As part of my new role at Fujitsu here in Wellington I’ve been running a whole load of reports from the SAN I’ve been assigned to. I’m not going to go into any detail about the SAN itself other than to say it’s from HP (for obvious reasons) but the reports I get from the reporting tools aren’t that useful in themselves. Many tens of thousands of lines of reporting data is hard to read as it is and unfortunately these particular reports aren’t uniformly arranged i.e. there is a header at the top of the file, a set of performance data, a blank line and then another set of headers followed by more performance data. This pattern repeats for the entire file.

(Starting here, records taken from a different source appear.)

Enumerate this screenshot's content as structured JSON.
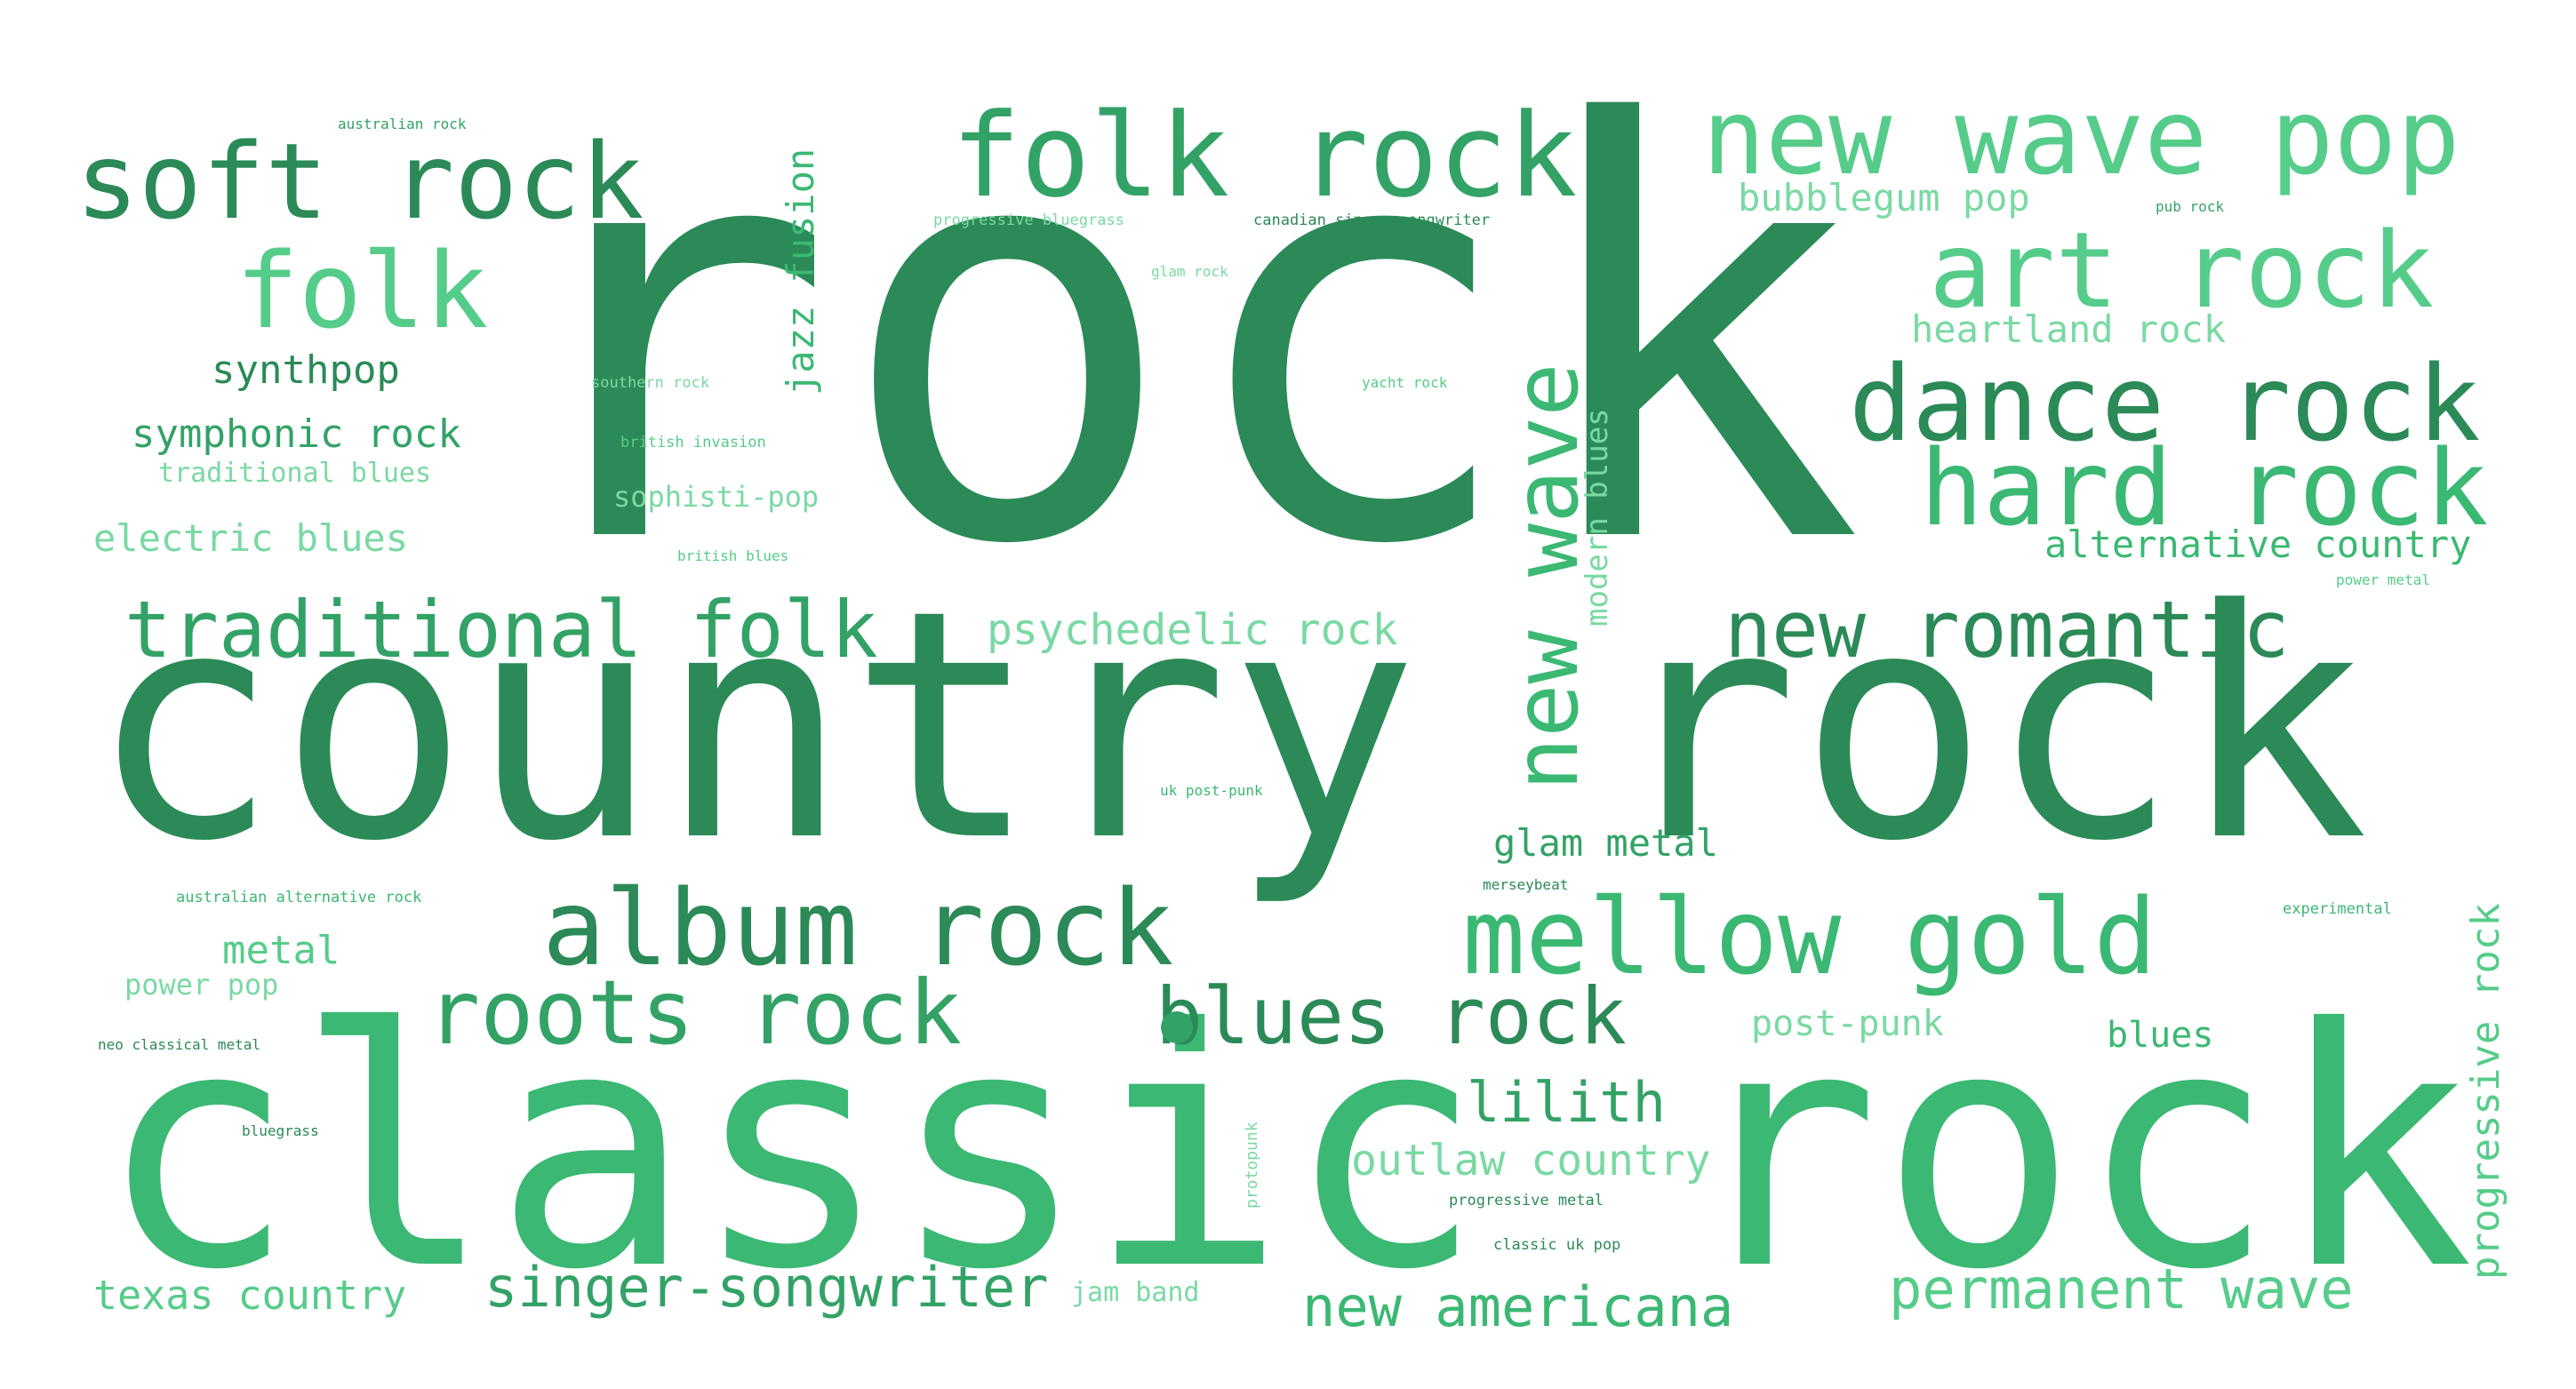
{
  "words": {
    "rock": "rock",
    "country_rock": "country rock",
    "classic_rock": "classic rock",
    "folk_rock": "folk rock",
    "soft_rock": "soft rock",
    "new_wave_pop": "new wave pop",
    "art_rock": "art rock",
    "folk": "folk",
    "dance_rock": "dance rock",
    "hard_rock": "hard rock",
    "new_wave": "new wave",
    "traditional_folk": "traditional folk",
    "new_romantic": "new romantic",
    "album_rock": "album rock",
    "mellow_gold": "mellow gold",
    "roots_rock": "roots rock",
    "blues_rock": "blues rock",
    "singer_songwriter": "singer-songwriter",
    "permanent_wave": "permanent wave",
    "new_americana": "new americana",
    "lilith": "lilith",
    "outlaw_country": "outlaw country",
    "texas_country": "texas country",
    "psychedelic_rock": "psychedelic rock",
    "jazz_fusion": "jazz fusion",
    "modern_blues": "modern blues",
    "progressive_rock": "progressive rock",
    "synthpop": "synthpop",
    "symphonic_rock": "symphonic rock",
    "traditional_blues": "traditional blues",
    "electric_blues": "electric blues",
    "bubblegum_pop": "bubblegum pop",
    "heartland_rock": "heartland rock",
    "alternative_country": "alternative country",
    "glam_metal": "glam metal",
    "metal": "metal",
    "power_pop": "power pop",
    "post_punk": "post-punk",
    "blues": "blues",
    "jam_band": "jam band",
    "sophisti_pop": "sophisti-pop",
    "australian_rock": "australian rock",
    "progressive_bluegrass": "progressive bluegrass",
    "canadian_singer_songwriter": "canadian singer-songwriter",
    "pub_rock": "pub rock",
    "glam_rock": "glam rock",
    "southern_rock": "southern rock",
    "yacht_rock": "yacht rock",
    "british_invasion": "british invasion",
    "british_blues": "british blues",
    "power_metal": "power metal",
    "uk_post_punk": "uk post-punk",
    "merseybeat": "merseybeat",
    "australian_alternative_rock": "australian alternative rock",
    "experimental": "experimental",
    "neo_classical_metal": "neo classical metal",
    "bluegrass": "bluegrass",
    "protopunk": "protopunk",
    "progressive_metal": "progressive metal",
    "classic_uk_pop": "classic uk pop"
  },
  "colors": {
    "shade_1": "#2b8a57",
    "shade_2": "#33a266",
    "shade_3": "#3bb873",
    "shade_4": "#56cc8a",
    "shade_5": "#7ad9a3",
    "background": "#ffffff"
  }
}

Microsoft Excel is ok at importing data from CSV files but can’t handle these files too well as there’s no uniform pattern that it seems to be able to match (it matches to the human eye but I guess not to Excel’s internal algorithms or something).

The solution

Anyway, to import these files into Excel I needed to do 2 things which seem pretty simple but that you really don’t want to do when the files are as big as these ones – 40MB+ of text. Yuck. Please note that the first step below works in both Excel for Windows and Excel for Mac but the second part, because it contains VBA script does not work in Excel for Mac (VBA isn’t supported in Excel 2008 for Mac). See the criticism section of this Wikipedia page for information on that.

Job 1: Delete all the empty rows. Thankfully this one’s easy. Select the entire worksheet or range of cells you’re working with, hit F5, select Special, check the box labelled Blanks and hit OK. This will select all the blank cells in the selection. From here select Edit, Delete and when prompted, select Entire Row. Alt-E then D will work in Excel 2007 as it doesn’t have an Edit menu as such. This will do exactly what it says and delete the entire row containing the selected blank cells. Be careful doing this with non-tabular data.

Job 2: Delete all the headers except the top row. Unfortunately I haven’t made this work without deleting the top row too but if you copy the top headers to a new sheet first you can easily paste them back later. In Excel 2007 hit the Developer tab (it can be enabled in Excel options if it’s not showing), click Visual Basic and add a new Module by right-clicking the top pane on the left. Paste the following code into the module that gets created:

The script

Sub DeleteRows()
    Dim Rg As Range
    On Error Resume Next
    For i = ActiveSheet.UsedRange.Rows.Count To 1 Step -1
        Set Rg = Nothing
        Set Rg = Rows(i).Find("Time")
        If Not Rg Is Nothing Then Rows(i).Delete
    Next
End Sub

Change “Time” to a text pattern that will match the rows you want to delete. In the data I’m working on all the header rows have a “Time” column so this works for me.

From here it’s just a case of hitting the Run button and all the rows containing the word “Time” will be removed. Please note that in Excel 2007 you’ll need to save the file as an Excel Macro-Enabled Workbook once a file contains macros or VBA code.

Handy and much faster than deleting them manually.